If one of the disks in a stripe set with parity fails, none of the data are lost. When a read operation requires data from the failed disk, the system reads all of the remaining good data strips in the stripe and the parity strip. Each data strip is subtracted (with XOR) from the parity strip; the order isn't important. The result is the missing data strip.

When the system needs to write a data strip to a disk that has failed, it reads the other data strips and the parity strip and backs them out of the parity strip, leaving the missing data strip. The modifications needed to the parity strip can now be calculated and made. Because the data strip is bad, it is not written; only the parity strip is written.

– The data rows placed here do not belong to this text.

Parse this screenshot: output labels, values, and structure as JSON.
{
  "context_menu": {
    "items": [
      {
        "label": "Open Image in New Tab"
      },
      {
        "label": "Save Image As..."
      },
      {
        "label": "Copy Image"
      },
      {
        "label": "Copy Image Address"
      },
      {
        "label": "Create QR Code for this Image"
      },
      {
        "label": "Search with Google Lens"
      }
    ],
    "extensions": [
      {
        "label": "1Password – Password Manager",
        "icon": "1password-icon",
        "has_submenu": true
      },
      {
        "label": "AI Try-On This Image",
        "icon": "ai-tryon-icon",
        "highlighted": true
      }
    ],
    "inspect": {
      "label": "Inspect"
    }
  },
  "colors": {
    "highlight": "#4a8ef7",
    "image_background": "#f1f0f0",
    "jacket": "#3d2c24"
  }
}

There is no effect on a read operation when the disk that failed contains a parity strip. (The parity strip isn't needed for a read, unless there is a failure in a data strip.) When the failed disk contains a parity strip, the system does not compute or write the parity strip when there is a change in a data strip.

A stripe set with parity works well in the following situations

In large databases where reads occur much more often than writes. Performance degrades as the percentage of write operations increases. Database applications that do random reads work well with the built-in load balancing of a stripe set with parity.
Where a high degree of fault tolerance is required without the expense of a mirror set. A stripe set with parity is several times more efficient with storage than a mirror set when larger numbers of disks are used. The space required for storing the parity information is equivalent to 1/Number of disks, so a 10 disk array uses 1/10 of its capacity for parity information.

A stripe set with parity is not well suited for:

Applications that require high-speed data collection from a process. This type of application requires continuous high-speed disk writes, which do not work well with the asymmetrical I/O balance inherent in stripes set with parity and the extra I/Os required to write the parity strip.
Database applications in which records are continually updated. Financial applications where balances are frequently updated are a typical example.
Applications that require large sequential data transfers. These types of data transfer can prevent effective I/O load balancing.

Advantages of Stripe Sets With Parity

Disk read operations can occur simultaneously. All disks in the array can be in use at the same time.

Cost is lower than for a mirror set. The utilization increases as the number of disks in the array increases.

Disadvantages of Stripe Sets With Parity

Neither the system partition or boot partition can be on a stripe set with parity.

Write operations are substantially slower than for a single disk because the software has to read the old data strip, the old parity strip, and compute the new parity strip before writing it.

If a disk that is part of a stripe set with parity fails, read operations for data strips on that disk are substantially slower than for a single disk. The software has to read all of the other disks in the set to calculate the data.

A stripe set with parity requires more system memory than a mirror set.

Note

The minimum RAM on a RISC-based computer is 16 MB. On an x86-based computer, 12 MB suffices, but 16 MB is recommended. You might want to add memory when you configure disks as stripe set with parity.